The answer to this question came fast. I found about TECHO-U.S. on January 2013. At the moment, TECHO-U.S. was recruiting volunteers for their next trip to Medellin, Colombia. The common goal of TECHO-U.S. was to be able to raise $30,000.00 in order to help build more than 15 transitional houses in Medellin. As I joined TECHO-U.S., I knew right way that I had made the right decision. Workers and volunteers at TECHO-U.S. were extremely involved and proactive to making this trip happen, to help overcome this situation of poverty in South America. They put me up to date on what was happening, what kind of fundraisers they had mind in order to raise money, and gave me a great explanation of how TECHO started and what their objective as a nonprofit organization was. One thing was clear at the moment: TECHO is not a nonprofit organization that just builds houses in slums, which is the common mistaken perception about TECHO. Instead, TECHO builds houses just as an excuse to get in touch with the neighborhood. The first step for any human being is to be able to live under a shelter with food and water. TECHO in addition to building houses, works with the community to overcome any problem that may arise, such as building a new school or re-building the streets.

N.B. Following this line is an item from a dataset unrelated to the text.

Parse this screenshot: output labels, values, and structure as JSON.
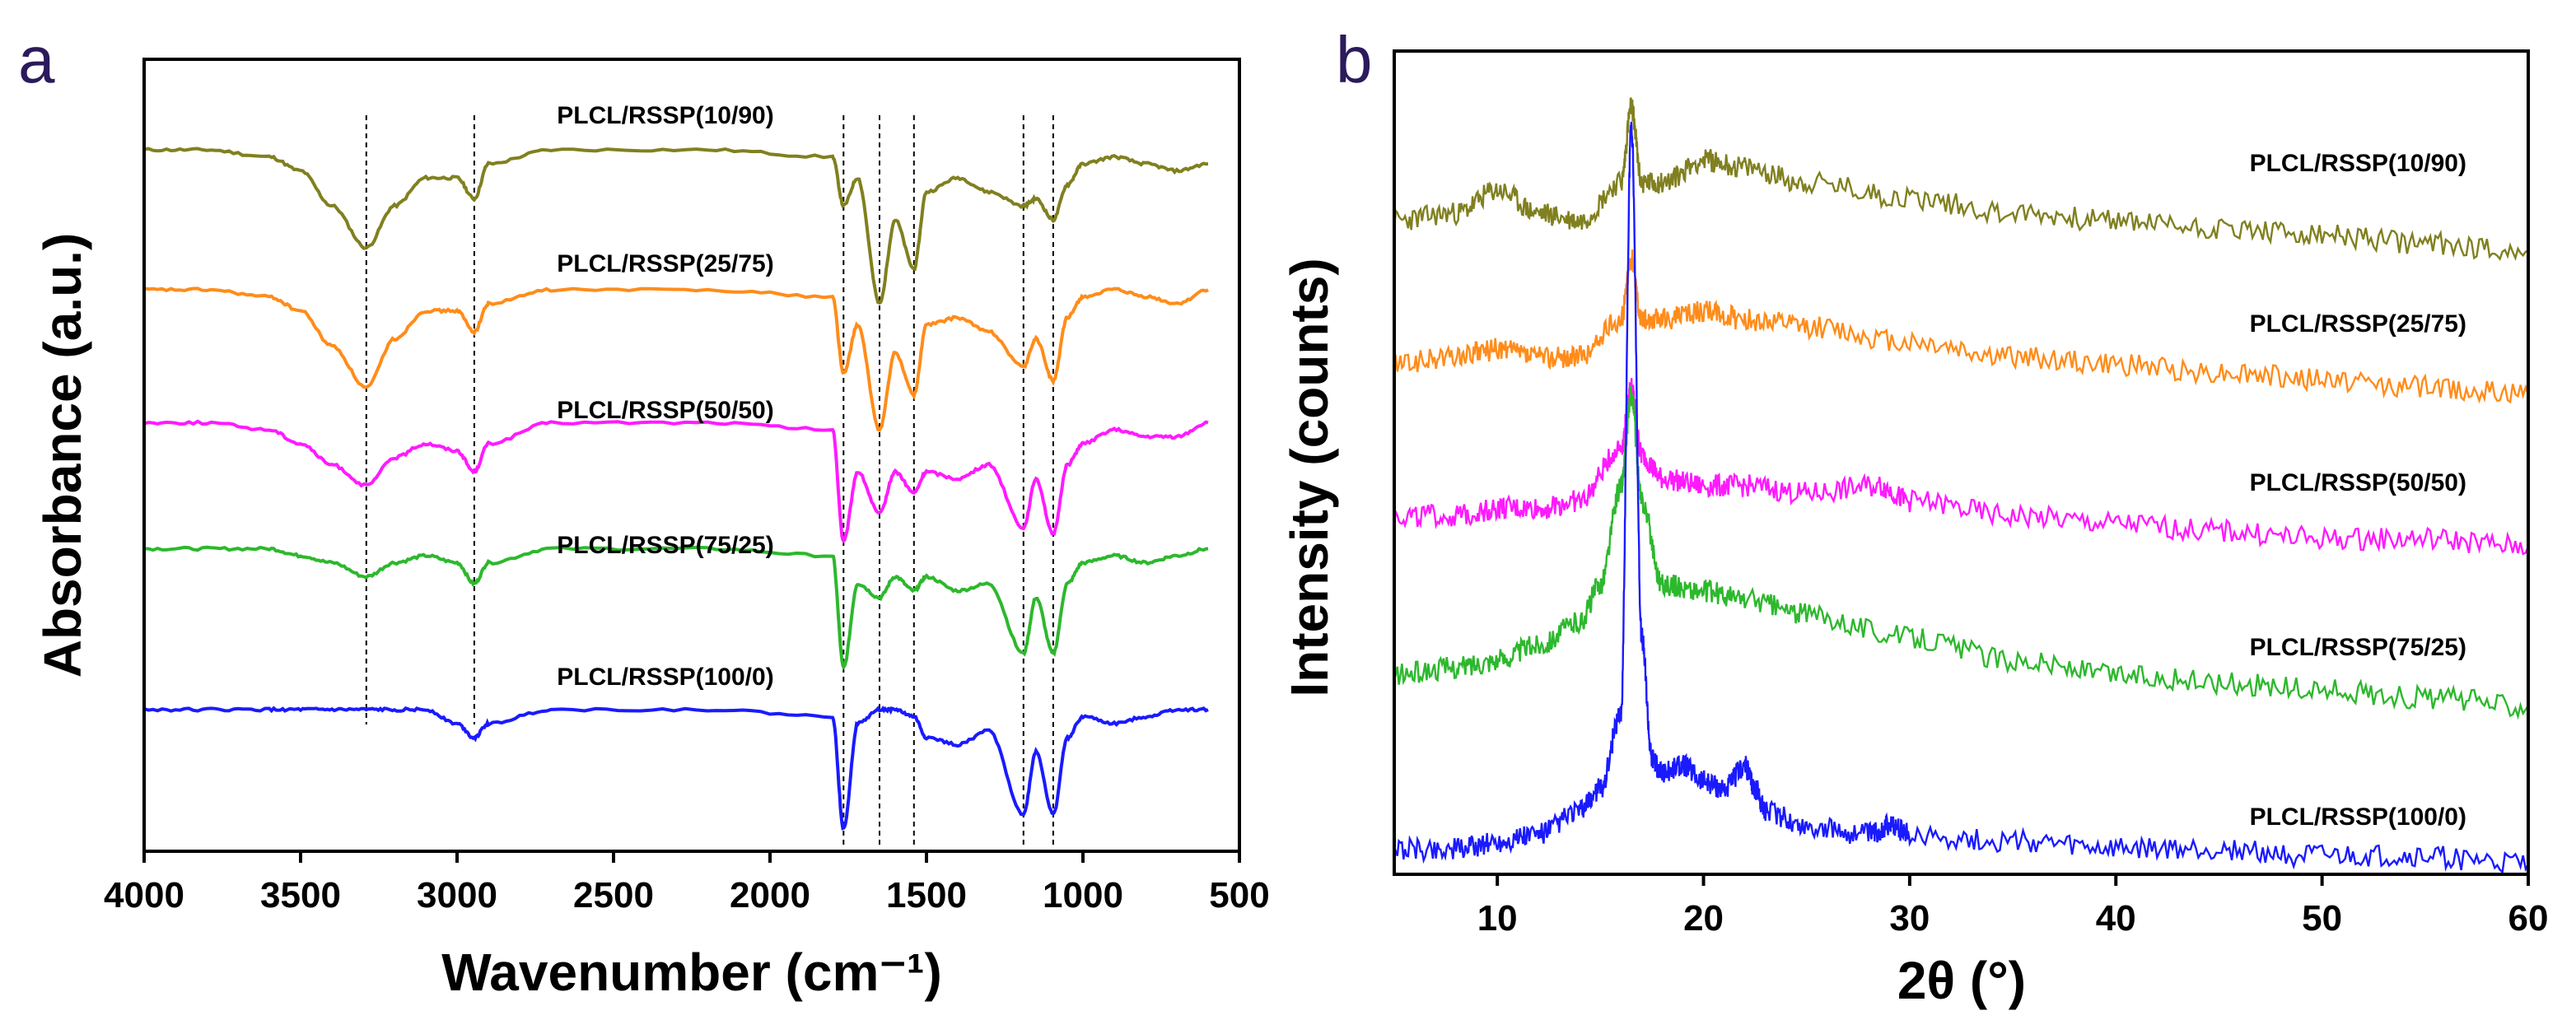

After four months of hard work, organizing fundraisers, and coordinating activities with 50 other volunteers, we (volunteers and TECHO staff), were able to raise the necessary funds to go to Medellin, Colombia. As I arrived to Medellin on Friday, June 6th along with 50 other U.S. volunteers, things really started to impact me on a positive way. I was immediately introduced to local Colombian TECHO volunteers. These volunteers gave us a warm welcome and a brief explanation of what we were going to be doing in the next couple of days. On Saturday, June 7th, we woke up at 5:00 AM and headed up to the slums in Medellin. Here, we were quickly introduced to each of the families. In my case, it consisted of a single mom, who was working at the time as a maid, making only $5 a day. Maria told us about her past, how she was not fortunate enough to finish middle school, due that she had to start selling arepas in order to be able to pay for her brothers’ school tuition. As I was deeply touched by Maria’s story, the volunteers, Maria and I started to build this transitional house. On the first day, it took us (7 volunteers) about 12 hours to set the foundations and beams. Even though this day was tough and involved great physical work, I was deeply shocked with Maria’s story. It was hard for me to understand how she was living under such conditions and still had a positive attitude to see things in a positive way, and how she always kept faith on how things were going to get better.

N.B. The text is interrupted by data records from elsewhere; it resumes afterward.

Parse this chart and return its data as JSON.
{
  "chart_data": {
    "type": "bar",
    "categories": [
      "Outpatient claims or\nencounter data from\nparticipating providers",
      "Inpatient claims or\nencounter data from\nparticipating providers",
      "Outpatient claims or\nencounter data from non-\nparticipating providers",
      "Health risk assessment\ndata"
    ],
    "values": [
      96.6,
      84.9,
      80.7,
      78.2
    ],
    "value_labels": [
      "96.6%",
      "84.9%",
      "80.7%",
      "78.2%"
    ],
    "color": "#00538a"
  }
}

On Sunday, the volunteers and I woke up at the same time, due to the fact that we had a long day ahead of us. This day consisted of putting up all the walls, windows, door and tin roof. Even though in my case I was physically exhausted, the joy and excitement of knowing that I was changing and hopefully helping build a new future for a family, gave me the strength to keep on working hard. With the help of Maria and her two young daughters, we were able to put up the walls and doors in about 8 hours. Our biggest challenge was still ahead of us; putting the roof was definitely challenging. Here, we had to make sure no sun was going inside the house, to prevent the house from having water leaks. Finally, at 9:00 PM on Sunday we were done with the house. As each of the volunteers said goodbye to Maria and her two daughters, each of us had the opportunity to tell Maria and her family how each of us hoped this new house would bring a bright new future for them. In my case, I thanked Maria and her family for letting me be a part of this moment of their life. Also, I thanked Maria for showing me a different reality. Maria taught me a unique lesson: to never give up and to always try to look at the bright side of things.”
Joaquin Corvalan, TECHO-U.S. volunteer from Argentina currently living in Miami.